Electrical computers and digital processing systems: virtual mac – Task management or control – Process scheduling
Reexamination Certificate
2000-01-10
2004-11-23
An, Meng-Al T. (Department: 2127)
Electrical computers and digital processing systems: virtual mac
Task management or control
Process scheduling
C718S100000, C718S104000, C718S106000, C710S200000, C711S147000, C711S150000
Reexamination Certificate
active
06823511
ABSTRACT:
TECHNICAL FIELD
This invention relates generally to process synchronization in multiprocessor systems. More particularly, this invention relates to a reader-writer lock and related method for multiprocessor systems having a group of processors (CPUs) with lower communication latencies than other processors in a system. Such systems include but are not limited to multiprocessor systems having a non-uniform memory access (NUMA) architecture.
BACKGROUND
Multiprocessor systems by definition contain multiple processors (also referred to herein as CPUs) that can execute multiple processes (or multiple threads within a single process) simultaneously, in a manner known as parallel computing. In general, multiprocessor systems execute multiple processes or threads faster than conventional uniprocessor systems, such as personal computers (PCs), that execute programs sequentially. The actual performance advantage is a function of a number of factors, including the degree to which parts of a multithreaded process and/or multiple distinct processes can be executed in parallel and the architecture of the particular multiprocessor system at hand. The degree to which processes can be executed in parallel depends, in part, on the extent to which they compete for exclusive access to shared memory resources.
Shared memory multiprocessor systems offer a common physical memory address space that all processors can access. Multiple processes therein (or multiple threads within a process) can communicate through shared variables in memory which allow the processes to read or write to the same memory location in the computer system. Message passing multiprocessor systems, in contrast to shared memory systems, have a separate memory space for each processor. They require processes to communicate through explicit messages to each other.

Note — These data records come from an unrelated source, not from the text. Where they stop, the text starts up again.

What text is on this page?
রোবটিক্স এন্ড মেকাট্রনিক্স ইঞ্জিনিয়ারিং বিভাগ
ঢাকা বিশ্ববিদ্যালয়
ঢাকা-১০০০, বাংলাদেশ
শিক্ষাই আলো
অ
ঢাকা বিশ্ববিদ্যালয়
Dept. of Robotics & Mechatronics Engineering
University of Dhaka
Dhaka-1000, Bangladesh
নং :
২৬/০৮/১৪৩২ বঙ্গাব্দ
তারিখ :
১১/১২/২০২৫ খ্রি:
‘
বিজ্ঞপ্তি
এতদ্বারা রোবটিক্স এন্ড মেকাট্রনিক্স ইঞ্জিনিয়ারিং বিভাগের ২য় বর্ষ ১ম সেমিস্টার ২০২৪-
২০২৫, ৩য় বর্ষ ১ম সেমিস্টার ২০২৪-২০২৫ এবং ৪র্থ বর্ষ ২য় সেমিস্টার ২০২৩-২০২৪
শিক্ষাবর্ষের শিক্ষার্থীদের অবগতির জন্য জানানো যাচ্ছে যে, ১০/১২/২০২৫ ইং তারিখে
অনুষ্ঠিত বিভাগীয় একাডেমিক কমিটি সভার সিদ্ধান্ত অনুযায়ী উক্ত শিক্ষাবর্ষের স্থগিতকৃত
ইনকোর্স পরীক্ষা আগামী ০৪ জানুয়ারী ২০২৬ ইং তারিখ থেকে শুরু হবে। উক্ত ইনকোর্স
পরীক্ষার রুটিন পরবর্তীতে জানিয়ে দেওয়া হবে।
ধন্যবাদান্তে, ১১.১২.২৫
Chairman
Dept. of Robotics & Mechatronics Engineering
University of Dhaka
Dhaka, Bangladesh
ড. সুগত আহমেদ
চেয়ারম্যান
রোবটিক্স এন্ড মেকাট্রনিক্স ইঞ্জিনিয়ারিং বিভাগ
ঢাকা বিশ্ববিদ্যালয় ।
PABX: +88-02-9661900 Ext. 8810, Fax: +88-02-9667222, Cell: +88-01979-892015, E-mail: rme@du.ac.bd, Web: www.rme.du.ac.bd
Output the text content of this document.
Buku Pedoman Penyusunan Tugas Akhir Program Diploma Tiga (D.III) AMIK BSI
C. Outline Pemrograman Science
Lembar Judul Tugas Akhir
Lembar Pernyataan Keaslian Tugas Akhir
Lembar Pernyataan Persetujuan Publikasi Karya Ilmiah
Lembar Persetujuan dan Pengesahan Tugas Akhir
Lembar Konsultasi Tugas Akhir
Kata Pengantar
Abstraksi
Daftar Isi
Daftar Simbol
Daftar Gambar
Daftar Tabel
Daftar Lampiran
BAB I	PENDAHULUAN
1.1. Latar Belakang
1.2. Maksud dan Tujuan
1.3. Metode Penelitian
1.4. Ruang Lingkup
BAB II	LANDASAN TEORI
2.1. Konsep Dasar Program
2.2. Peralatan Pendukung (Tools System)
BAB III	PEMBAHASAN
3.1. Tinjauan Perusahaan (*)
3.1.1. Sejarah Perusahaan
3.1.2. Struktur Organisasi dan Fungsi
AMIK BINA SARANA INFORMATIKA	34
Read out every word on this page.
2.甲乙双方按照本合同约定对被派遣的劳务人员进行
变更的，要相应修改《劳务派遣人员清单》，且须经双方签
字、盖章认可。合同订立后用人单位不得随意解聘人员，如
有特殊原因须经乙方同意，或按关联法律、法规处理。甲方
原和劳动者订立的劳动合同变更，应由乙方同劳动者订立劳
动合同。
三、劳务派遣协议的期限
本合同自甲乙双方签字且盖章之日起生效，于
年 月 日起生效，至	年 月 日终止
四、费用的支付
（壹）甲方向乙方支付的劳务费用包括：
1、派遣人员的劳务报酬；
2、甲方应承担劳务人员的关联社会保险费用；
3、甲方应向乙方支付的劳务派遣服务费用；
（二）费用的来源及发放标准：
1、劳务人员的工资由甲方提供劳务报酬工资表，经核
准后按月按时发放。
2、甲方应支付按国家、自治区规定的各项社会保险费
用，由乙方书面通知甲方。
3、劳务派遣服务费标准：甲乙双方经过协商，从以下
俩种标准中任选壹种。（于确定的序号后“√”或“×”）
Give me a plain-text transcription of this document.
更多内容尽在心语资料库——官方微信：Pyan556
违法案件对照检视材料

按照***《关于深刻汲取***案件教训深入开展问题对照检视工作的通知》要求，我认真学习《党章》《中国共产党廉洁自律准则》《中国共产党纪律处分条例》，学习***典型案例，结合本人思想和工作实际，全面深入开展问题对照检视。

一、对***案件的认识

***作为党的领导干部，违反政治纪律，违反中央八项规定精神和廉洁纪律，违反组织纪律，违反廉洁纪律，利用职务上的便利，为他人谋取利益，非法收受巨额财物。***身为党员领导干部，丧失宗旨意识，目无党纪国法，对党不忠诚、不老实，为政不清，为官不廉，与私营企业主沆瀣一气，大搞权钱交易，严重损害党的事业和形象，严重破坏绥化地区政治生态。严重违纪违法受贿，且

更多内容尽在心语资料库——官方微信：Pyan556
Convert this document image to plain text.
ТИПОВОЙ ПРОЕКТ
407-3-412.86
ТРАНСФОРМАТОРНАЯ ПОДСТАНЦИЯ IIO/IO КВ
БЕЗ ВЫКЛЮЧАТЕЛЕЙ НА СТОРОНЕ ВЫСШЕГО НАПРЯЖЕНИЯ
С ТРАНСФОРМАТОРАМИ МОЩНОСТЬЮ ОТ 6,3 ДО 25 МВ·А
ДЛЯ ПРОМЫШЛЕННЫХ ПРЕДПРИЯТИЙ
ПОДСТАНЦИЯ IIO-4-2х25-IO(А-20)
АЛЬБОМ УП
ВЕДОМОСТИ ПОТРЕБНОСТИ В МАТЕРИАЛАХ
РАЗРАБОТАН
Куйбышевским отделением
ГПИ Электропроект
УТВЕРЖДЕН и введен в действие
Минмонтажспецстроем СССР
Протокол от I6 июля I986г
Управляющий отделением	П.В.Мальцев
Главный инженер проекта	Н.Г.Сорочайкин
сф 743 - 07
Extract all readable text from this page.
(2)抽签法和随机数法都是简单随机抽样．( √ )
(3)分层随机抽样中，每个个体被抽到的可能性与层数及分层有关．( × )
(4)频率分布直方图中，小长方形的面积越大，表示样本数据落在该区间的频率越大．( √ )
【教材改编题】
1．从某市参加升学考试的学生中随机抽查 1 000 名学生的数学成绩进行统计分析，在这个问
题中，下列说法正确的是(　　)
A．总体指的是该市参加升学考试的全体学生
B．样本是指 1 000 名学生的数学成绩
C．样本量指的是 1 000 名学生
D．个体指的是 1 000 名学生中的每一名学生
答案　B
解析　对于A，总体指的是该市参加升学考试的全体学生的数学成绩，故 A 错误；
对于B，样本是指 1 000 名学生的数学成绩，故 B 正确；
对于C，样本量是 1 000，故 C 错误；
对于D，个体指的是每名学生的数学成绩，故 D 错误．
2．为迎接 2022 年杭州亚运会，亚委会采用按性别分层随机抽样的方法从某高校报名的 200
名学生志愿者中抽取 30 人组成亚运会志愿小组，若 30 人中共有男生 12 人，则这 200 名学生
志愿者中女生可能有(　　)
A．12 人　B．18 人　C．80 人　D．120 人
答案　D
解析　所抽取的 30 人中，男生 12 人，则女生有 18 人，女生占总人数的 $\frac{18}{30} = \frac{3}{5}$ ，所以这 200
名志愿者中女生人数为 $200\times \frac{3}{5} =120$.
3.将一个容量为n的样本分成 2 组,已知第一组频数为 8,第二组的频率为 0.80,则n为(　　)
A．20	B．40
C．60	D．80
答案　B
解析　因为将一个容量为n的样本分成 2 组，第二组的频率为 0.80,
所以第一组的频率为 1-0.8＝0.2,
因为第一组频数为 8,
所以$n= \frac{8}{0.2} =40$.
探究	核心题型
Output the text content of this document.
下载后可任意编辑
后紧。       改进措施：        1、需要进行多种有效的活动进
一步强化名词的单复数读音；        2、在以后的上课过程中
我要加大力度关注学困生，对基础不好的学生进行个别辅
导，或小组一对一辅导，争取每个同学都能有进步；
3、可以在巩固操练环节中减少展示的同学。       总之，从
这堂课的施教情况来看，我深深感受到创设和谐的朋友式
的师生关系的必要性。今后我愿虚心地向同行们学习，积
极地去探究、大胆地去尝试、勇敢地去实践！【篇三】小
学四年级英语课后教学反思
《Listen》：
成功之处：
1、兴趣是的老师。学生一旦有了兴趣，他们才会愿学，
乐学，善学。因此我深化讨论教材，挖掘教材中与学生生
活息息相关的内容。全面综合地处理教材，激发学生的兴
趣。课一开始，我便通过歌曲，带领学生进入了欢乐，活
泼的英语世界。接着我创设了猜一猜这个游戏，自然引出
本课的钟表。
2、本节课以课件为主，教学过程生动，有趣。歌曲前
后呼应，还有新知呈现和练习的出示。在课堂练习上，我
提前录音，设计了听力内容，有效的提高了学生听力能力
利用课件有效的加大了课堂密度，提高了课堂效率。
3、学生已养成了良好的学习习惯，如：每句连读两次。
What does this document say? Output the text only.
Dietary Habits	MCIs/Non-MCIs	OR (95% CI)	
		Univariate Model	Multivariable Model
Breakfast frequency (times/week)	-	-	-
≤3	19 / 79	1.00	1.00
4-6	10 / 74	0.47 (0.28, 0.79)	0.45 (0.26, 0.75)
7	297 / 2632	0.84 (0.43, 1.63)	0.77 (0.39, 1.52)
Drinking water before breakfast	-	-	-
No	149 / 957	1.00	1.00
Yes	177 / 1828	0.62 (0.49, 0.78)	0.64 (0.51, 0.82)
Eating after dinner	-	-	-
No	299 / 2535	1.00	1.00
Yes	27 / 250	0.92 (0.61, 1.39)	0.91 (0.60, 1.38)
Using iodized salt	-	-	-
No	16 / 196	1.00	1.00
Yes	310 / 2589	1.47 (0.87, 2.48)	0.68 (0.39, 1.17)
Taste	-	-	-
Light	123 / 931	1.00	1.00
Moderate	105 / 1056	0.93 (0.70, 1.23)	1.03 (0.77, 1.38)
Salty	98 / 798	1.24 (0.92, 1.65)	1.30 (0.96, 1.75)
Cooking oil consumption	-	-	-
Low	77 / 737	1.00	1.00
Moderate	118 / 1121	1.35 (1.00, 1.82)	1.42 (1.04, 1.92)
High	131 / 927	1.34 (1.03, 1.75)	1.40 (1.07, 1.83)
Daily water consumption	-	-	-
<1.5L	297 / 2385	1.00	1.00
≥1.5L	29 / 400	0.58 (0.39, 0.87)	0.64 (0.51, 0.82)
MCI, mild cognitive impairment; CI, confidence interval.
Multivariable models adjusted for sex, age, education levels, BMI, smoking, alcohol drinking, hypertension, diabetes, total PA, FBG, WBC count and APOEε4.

The architecture of shared memory multiprocessor systems may be classified by how their memory is physically organized. In distributed shared memory (DSM) machines, the memory is divided into modules physically placed near one or more processors, typically on a processor node. Although all of the memory modules are globally accessible, a processor can access local memory on its node faster than remote memory on other nodes. Because the memory access time differs based on memory location, such systems are also called non-uniform memory access (NUMA) machines. In centralized shared memory machines, on the other hand, the memory is physically in one location. Centralized shared memory computers are called uniform memory access (UMA) machines because the memory is equidistant in time from each of the processors. Both forms of memory organization typically use high-speed cache in conjunction with main memory to reduce execution time.
The use of NUMA architecture to increase performance is not restricted to NUMA machines. A subset of processors in an UMA machine may share a cache. In such an arrangement, even though the memory is equidistant from all processors, data can circulate among the cache-sharing processors faster (i.e., with lower latency) than among the other processors in the machine. Algorithms that enhance the performance of NUMA machines can thus be applied to any multiprocessor system that has a subset of processors with lower latencies. These include not only the noted NUMA and shared-cache machines, but also machines where multiple processors share a set of bus-interface logic as well as machines with interconnects that “fan out” (typically in hierarchical fashion) to the processors.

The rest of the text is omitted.